Raising mortgage funding with a flying freehold
Mortgage lenders are risk averse by their very nature and as a consequence you may find it difficult to obtain funding using a flying freehold as security. Even though we have already discussed a number of legal options to “protect” parties involved in flying freeholds there is one major issue to consider. In the event that the holder of a flying freehold needed to carry out work on a part of their property they may need to encroach on their neighbours land. This might involve access to carry out repairs, ferry through materials or indeed the erection of scaffolding for complicated work. What happens if the neighbour refuses access?
Unfortunately, unless there is a covenant/legal arrangement in place they are well within their rights to refuse entry onto their land. In effect, encroaching onto the property in any shape or form, without permission, is legally classed as trespass. Obviously, there are many different actions which can be taken regarding trespass and there could be significant financial penalties.
While it would be wrong to suggest that all mortgage lenders will dismiss applications involving flying freeholds, this tends to be a specialist area of the market. The problem revolves around using the freehold of a property as security on a mortgage. If this involves a flying freehold there may be issues with this value going forward if it was difficult to maintain its upkeep or there were any legal issues with the neighbour. The alternative would be the use of additional assets as security against the mortgage which would likely result in a more traditional funding agreement.
The best way to think of a flying freehold and its perceived value is the potential for this value to change. If a flying freehold was above example a neighbour’s bathroom and the bathroom fell into disrepair, impacting the structural integrity of the flying freehold this would obviously impact the value of the property/freehold. If there is the potential for any dispute over the value of the freehold, used to secure a mortgage, this would immediately ring alarm bells with mortgage lenders.

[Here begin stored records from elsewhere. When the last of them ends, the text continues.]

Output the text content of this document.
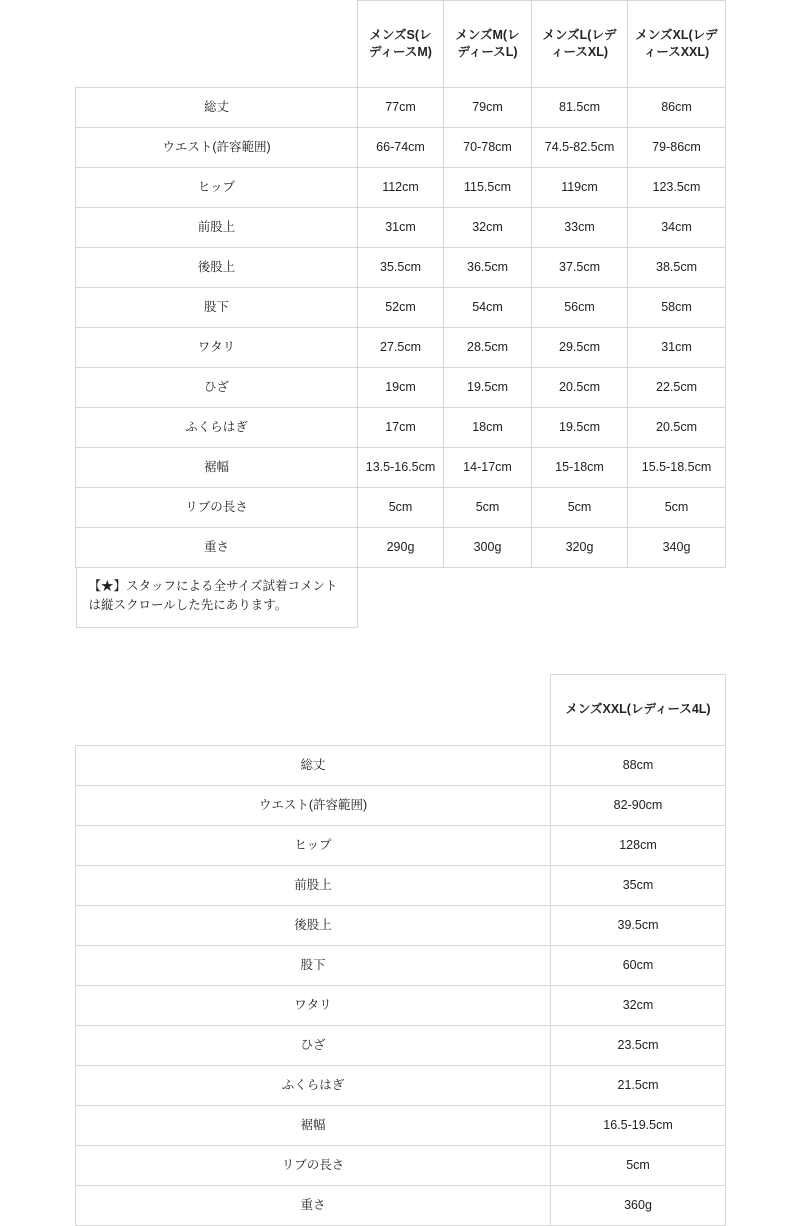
	メンズS(レディースM)	メンズM(レディースL)	メンズL(レディースXL)	メンズXL(レディースXXL)
総丈	77cm	79cm	81.5cm	86cm
ウエスト(許容範囲)	66-74cm	70-78cm	74.5-82.5cm	79-86cm
ヒップ	112cm	115.5cm	119cm	123.5cm
前股上	31cm	32cm	33cm	34cm
後股上	35.5cm	36.5cm	37.5cm	38.5cm
股下	52cm	54cm	56cm	58cm
ワタリ	27.5cm	28.5cm	29.5cm	31cm
ひざ	19cm	19.5cm	20.5cm	22.5cm
ふくらはぎ	17cm	18cm	19.5cm	20.5cm
裾幅	13.5-16.5cm	14-17cm	15-18cm	15.5-18.5cm
リブの長さ	5cm	5cm	5cm	5cm
重さ	290g	300g	320g	340g

【★】スタッフによる全サイズ試着コメントは縦スクロールした先にあります。				
	メンズXXL(レディース4L)
総丈	88cm
ウエスト(許容範囲)	82-90cm
ヒップ	128cm
前股上	35cm
後股上	39.5cm
股下	60cm
ワタリ	32cm
ひざ	23.5cm
ふくらはぎ	21.5cm
裾幅	16.5-19.5cm
リブの長さ	5cm
重さ	360g
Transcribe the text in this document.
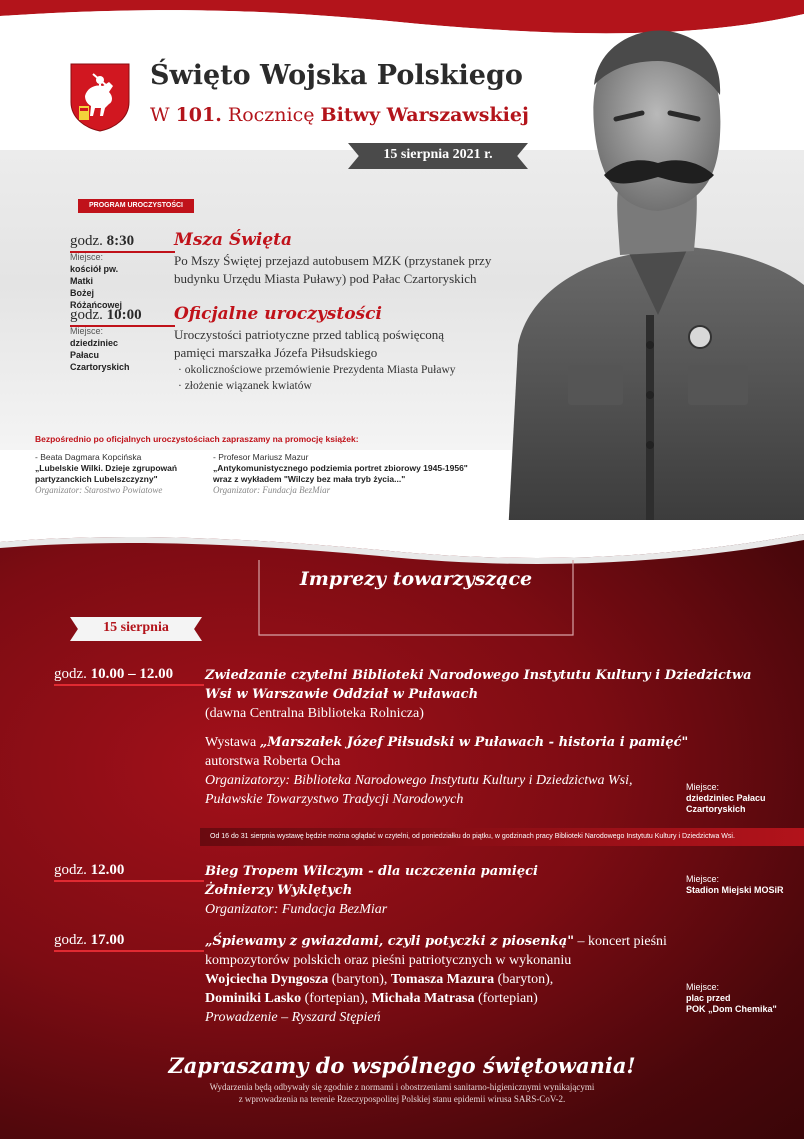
Święto Wojska Polskiego
W 101. Rocznicę Bitwy Warszawskiej
15 sierpnia 2021 r.
PROGRAM UROCZYSTOŚCI
godz. 8:30
Miejsce:
kościół pw. Matki
Bożej Różańcowej
Msza Święta
Po Mszy Świętej przejazd autobusem MZK (przystanek przy
budynku Urzędu Miasta Puławy) pod Pałac Czartoryskich
godz. 10:00
Miejsce:
dziedziniec
Pałacu Czartoryskich
Oficjalne uroczystości
Uroczystości patriotyczne przed tablicą poświęconą
pamięci marszałka Józefa Piłsudskiego
· okolicznościowe przemówienie Prezydenta Miasta Puławy
· złożenie wiązanek kwiatów
Bezpośrednio po oficjalnych uroczystościach zapraszamy na promocję książek:
- Beata Dagmara Kopcińska
„Lubelskie Wilki. Dzieje zgrupowań
partyzanckich Lubelszczyzny"
Organizator: Starostwo Powiatowe
- Profesor Mariusz Mazur
„Antykomunistycznego podziemia portret zbiorowy 1945-1956"
wraz z wykładem "Wilczy bez mała tryb życia..."
Organizator: Fundacja BezMiar
Imprezy towarzyszące
15 sierpnia
godz. 10.00 – 12.00 Zwiedzanie czytelni Biblioteki Narodowego Instytutu Kultury i Dziedzictwa
Wsi w Warszawie Oddział w Puławach
(dawna Centralna Biblioteka Rolnicza)
Wystawa „Marszałek Józef Piłsudski w Puławach - historia i pamięć"
autorstwa Roberta Ocha
Organizatorzy: Biblioteka Narodowego Instytutu Kultury i Dziedzictwa Wsi,
Puławskie Towarzystwo Tradycji Narodowych
Miejsce:
dziedziniec Pałacu
Czartoryskich
Od 16 do 31 sierpnia wystawę będzie można oglądać w czytelni, od poniedziałku do piątku, w godzinach pracy Biblioteki Narodowego Instytutu Kultury i Dziedzictwa Wsi.
godz. 12.00	Bieg Tropem Wilczym - dla uczczenia pamięci
Żołnierzy Wyklętych
Organizator: Fundacja BezMiar
Miejsce:
Stadion Miejski MOSiR
godz. 17.00	„Śpiewamy z gwiazdami, czyli potyczki z piosenką" – koncert pieśni
kompozytorów polskich oraz pieśni patriotycznych w wykonaniu
Wojciecha Dyngosza (baryton), Tomasza Mazura (baryton),
Dominiki Lasko (fortepian), Michała Matrasa (fortepian)
Prowadzenie – Ryszard Stępień
Miejsce:
plac przed
POK „Dom Chemika"
Zapraszamy do wspólnego świętowania!
Wydarzenia będą odbywały się zgodnie z normami i obostrzeniami sanitarno-higienicznymi wynikającymi
z wprowadzenia na terenie Rzeczypospolitej Polskiej stanu epidemii wirusa SARS-CoV-2.
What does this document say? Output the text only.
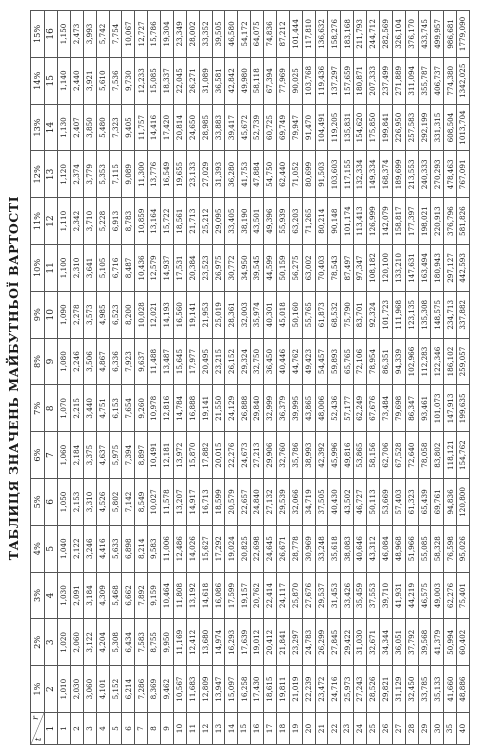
ТАБЛИЦЯ ЗНАЧЕНЬ МАЙБУТНЬОЇ ВАРТОСТІ
r
t	1%	2%	3%	4%	5%	6%	7%	8%	9%	10%	11%	12%	13%	14%	15%
1	2	3	4	5	6	7	8	9	10	11	12	13	14	15	16
1	1,010	1,020	1,030	1,040	1,050	1,060	1,070	1,080	1,090	1,100	1,110	1,120	1,130	1,140	1,150
2	2,030	2,060	2,091	2,122	2,153	2,184	2,215	2,246	2,278	2,310	2,342	2,374	2,407	2,440	2,473
3	3,060	3,122	3,184	3,246	3,310	3,375	3,440	3,506	3,573	3,641	3,710	3,779	3,850	3,921	3,993
4	4,101	4,204	4,309	4,416	4,526	4,637	4,751	4,867	4,985	5,105	5,228	5,353	5,480	5,610	5,742
5	5,152	5,308	5,468	5,633	5,802	5,975	6,153	6,336	6,523	6,716	6,913	7,115	7,323	7,536	7,754
6	6,214	6,434	6,662	6,898	7,142	7,394	7,654	7,923	8,200	8,487	8,783	9,089	9,405	9,730	10,067
7	7,286	7,583	7,892	8,214	8,549	8,897	9,260	9,637	10,028	10,436	10,859	11,300	11,757	12,233	12,727
8	8,369	8,755	9,159	9,583	10,027	10,491	10,978	11,488	12,021	12,579	13,164	13,776	14,416	15,085	15,786
9	9,462	9,950	10,464	11,006	11,578	12,181	12,816	13,487	14,193	14,937	15,722	16,549	17,420	18,337	19,304
10	10,567	11,169	11,808	12,486	13,207	13,972	14,784	15,645	16,560	17,531	18,561	19,655	20,814	22,045	23,349
11	11,683	12,412	13,192	14,026	14,917	15,870	16,888	17,977	19,141	20,384	21,713	23,133	24,650	26,271	28,002
12	12,809	13,680	14,618	15,627	16,713	17,882	19,141	20,495	21,953	23,523	25,212	27,029	28,985	31,089	33,352
13	13,947	14,974	16,086	17,292	18,599	20,015	21,550	23,215	25,019	26,975	29,095	31,393	33,883	36,581	39,505
14	15,097	16,293	17,599	19,024	20,579	22,276	24,129	26,152	28,361	30,772	33,405	36,280	39,417	42,842	46,580
15	16,258	17,639	19,157	20,825	22,657	24,673	26,888	29,324	32,003	34,950	38,190	41,753	45,672	49,980	54,172
16	17,430	19,012	20,762	22,698	24,840	27,213	29,840	32,750	35,974	39,545	43,501	47,884	52,739	58,118	64,075
17	18,615	20,412	22,414	24,645	27,132	29,906	32,999	36,450	40,301	44,599	49,396	54,750	60,725	67,394	74,836
18	19,811	21,841	24,117	26,671	29,539	32,760	36,379	40,446	45,018	50,159	55,939	62,440	69,749	77,969	87,212
19	21,019	23,297	25,870	28,778	32,066	35,786	39,995	44,762	50,160	56,275	63,203	71,052	79,947	90,025	101,444
20	22,239	24,783	27,676	30,969	34,719	38,993	43,865	49,423	55,765	63,002	71,265	80,699	91,470	103,768	117,810
21	23,472	26,299	29,537	33,248	37,505	42,392	48,006	54,457	61,873	70,403	80,214	91,503	104,491	119,436	136,632
22	24,716	27,845	31,453	35,618	40,430	45,996	52,436	59,893	68,532	78,543	90,148	103,603	119,205	137,297	158,276
23	25,973	29,422	33,426	38,083	43,502	49,816	57,177	65,765	75,790	87,497	101,174	117,155	135,831	157,659	183,168
24	27,243	31,030	35,459	40,646	46,727	53,865	62,249	72,106	83,701	97,347	113,413	132,334	154,620	180,871	211,793
25	28,526	32,671	37,553	43,312	50,113	58,156	67,676	78,954	92,324	108,182	126,999	149,334	175,850	207,333	244,712
26	29,821	34,344	39,710	46,084	53,669	62,706	73,484	86,351	101,723	120,100	142,079	168,374	199,841	237,499	282,569
27	31,129	36,051	41,931	48,968	57,403	67,528	79,698	94,339	111,968	133,210	158,817	189,699	226,950	271,889	326,104
28	32,450	37,792	44,219	51,966	61,323	72,640	86,347	102,966	123,135	147,631	177,397	213,553	257,583	311,094	376,170
29	33,785	39,568	46,575	55,085	65,439	78,058	93,461	112,283	135,308	163,494	198,021	240,333	292,199	355,787	433,745
30	35,133	41,379	49,003	58,328	69,761	83,802	101,073	122,346	148,575	180,943	220,913	270,293	331,315	406,737	499,957
35	41,660	50,994	62,276	76,598	94,836	118,121	147,913	186,102	234,713	297,127	376,796	478,463	608,504	774,380	986,681
40	48,886	60,402	75,401	95,026	120,800	154,762	199,635	259,057	337,882	442,593	581,826	767,091	1013,704	1342,025	1779,090
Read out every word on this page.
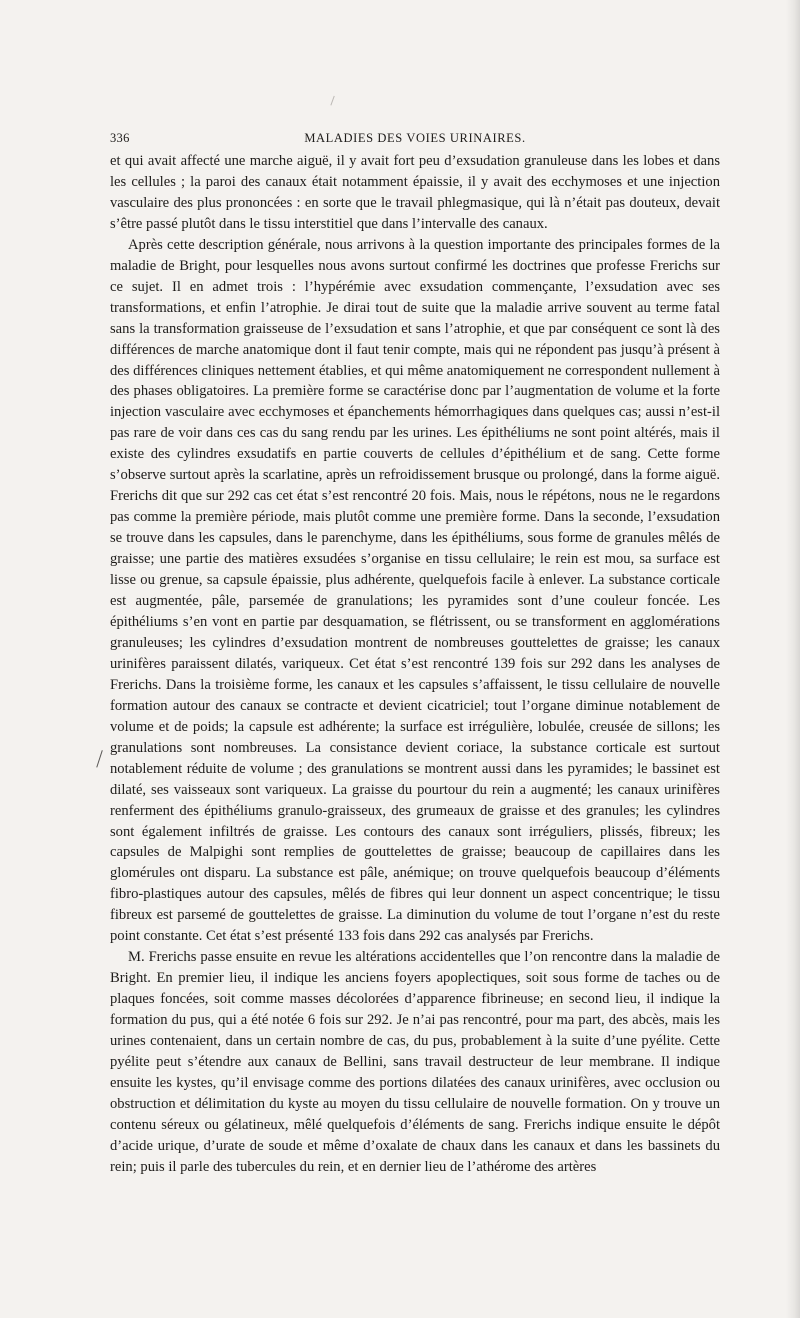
336	MALADIES DES VOIES URINAIRES.

et qui avait affecté une marche aiguë, il y avait fort peu d’exsudation granuleuse dans les lobes et dans les cellules ; la paroi des canaux était notamment épaissie, il y avait des ecchymoses et une injection vasculaire des plus prononcées : en sorte que le travail phlegmasique, qui là n’était pas douteux, devait s’être passé plutôt dans le tissu interstitiel que dans l’intervalle des canaux.

Après cette description générale, nous arrivons à la question importante des principales formes de la maladie de Bright, pour lesquelles nous avons surtout confirmé les doctrines que professe Frerichs sur ce sujet. Il en admet trois : l’hypérémie avec exsudation commençante, l’exsudation avec ses transformations, et enfin l’atrophie. Je dirai tout de suite que la maladie arrive souvent au terme fatal sans la transformation graisseuse de l’exsudation et sans l’atrophie, et que par conséquent ce sont là des différences de marche anatomique dont il faut tenir compte, mais qui ne répondent pas jusqu’à présent à des différences cliniques nettement établies, et qui même anatomiquement ne correspondent nullement à des phases obligatoires. La première forme se caractérise donc par l’augmentation de volume et la forte injection vasculaire avec ecchymoses et épanchements hémorrhagiques dans quelques cas; aussi n’est-il pas rare de voir dans ces cas du sang rendu par les urines. Les épithéliums ne sont point altérés, mais il existe des cylindres exsudatifs en partie couverts de cellules d’épithélium et de sang. Cette forme s’observe surtout après la scarlatine, après un refroidissement brusque ou prolongé, dans la forme aiguë. Frerichs dit que sur 292 cas cet état s’est rencontré 20 fois. Mais, nous le répétons, nous ne le regardons pas comme la première période, mais plutôt comme une première forme. Dans la seconde, l’exsudation se trouve dans les capsules, dans le parenchyme, dans les épithéliums, sous forme de granules mêlés de graisse; une partie des matières exsudées s’organise en tissu cellulaire; le rein est mou, sa surface est lisse ou grenue, sa capsule épaissie, plus adhérente, quelquefois facile à enlever. La substance corticale est augmentée, pâle, parsemée de granulations; les pyramides sont d’une couleur foncée. Les épithéliums s’en vont en partie par desquamation, se flétrissent, ou se transforment en agglomérations granuleuses; les cylindres d’exsudation montrent de nombreuses gouttelettes de graisse; les canaux urinifères paraissent dilatés, variqueux. Cet état s’est rencontré 139 fois sur 292 dans les analyses de Frerichs. Dans la troisième forme, les canaux et les capsules s’affaissent, le tissu cellulaire de nouvelle formation autour des canaux se contracte et devient cicatriciel; tout l’organe diminue notablement de volume et de poids; la capsule est adhérente; la surface est irrégulière, lobulée, creusée de sillons; les granulations sont nombreuses. La consistance devient coriace, la substance corticale est surtout notablement réduite de volume ; des granulations se montrent aussi dans les pyramides; le bassinet est dilaté, ses vaisseaux sont variqueux. La graisse du pourtour du rein a augmenté; les canaux urinifères renferment des épithéliums granulo-graisseux, des grumeaux de graisse et des granules; les cylindres sont également infiltrés de graisse. Les contours des canaux sont irréguliers, plissés, fibreux; les capsules de Malpighi sont remplies de gouttelettes de graisse; beaucoup de capillaires dans les glomérules ont disparu. La substance est pâle, anémique; on trouve quelquefois beaucoup d’éléments fibro-plastiques autour des capsules, mêlés de fibres qui leur donnent un aspect concentrique; le tissu fibreux est parsemé de gouttelettes de graisse. La diminution du volume de tout l’organe n’est du reste point constante. Cet état s’est présenté 133 fois dans 292 cas analysés par Frerichs.

M. Frerichs passe ensuite en revue les altérations accidentelles que l’on rencontre dans la maladie de Bright. En premier lieu, il indique les anciens foyers apoplectiques, soit sous forme de taches ou de plaques foncées, soit comme masses décolorées d’apparence fibrineuse; en second lieu, il indique la formation du pus, qui a été notée 6 fois sur 292. Je n’ai pas rencontré, pour ma part, des abcès, mais les urines contenaient, dans un certain nombre de cas, du pus, probablement à la suite d’une pyélite. Cette pyélite peut s’étendre aux canaux de Bellini, sans travail destructeur de leur membrane. Il indique ensuite les kystes, qu’il envisage comme des portions dilatées des canaux urinifères, avec occlusion ou obstruction et délimitation du kyste au moyen du tissu cellulaire de nouvelle formation. On y trouve un contenu séreux ou gélatineux, mêlé quelquefois d’éléments de sang. Frerichs indique ensuite le dépôt d’acide urique, d’urate de soude et même d’oxalate de chaux dans les canaux et dans les bassinets du rein; puis il parle des tubercules du rein, et en dernier lieu de l’athérome des artères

Flying freeholds are an English issue relating to laws introduced and amended literally hundreds of years ago. While there are ways and means around flying freeholds, including covenants between neighbours, there would be additional costs to incur. As we touched on above, negative covenants remain unbroken even if the ownership of the properties changes. Positive covenant, such as those required to address flying freeholds need to be agreed between property owners. So, as soon as one of the properties is sold the old legal covenant comes to an end and a new one is required. If both parties were unable to agree the terms of a new covenant there is no legal obligation to have one in place. The consequences could be huge!
When it comes to flying freeholds it is essential that you take legal advice every step of the way. While there are ways and means around potential mortgage lending restrictions it is advisable to approach such issues with your eyes wide open. It is also worth noting that if you were to sell the property in the future then a potential buyer may also have problems raising funds.
Not all mortgage lenders will accommodate lending for flying freeholds and you may need to seek the services of specialist lenders. In a perfect world you would avoid flying freeholds like the plague but unfortunately we don’t live in a perfect world.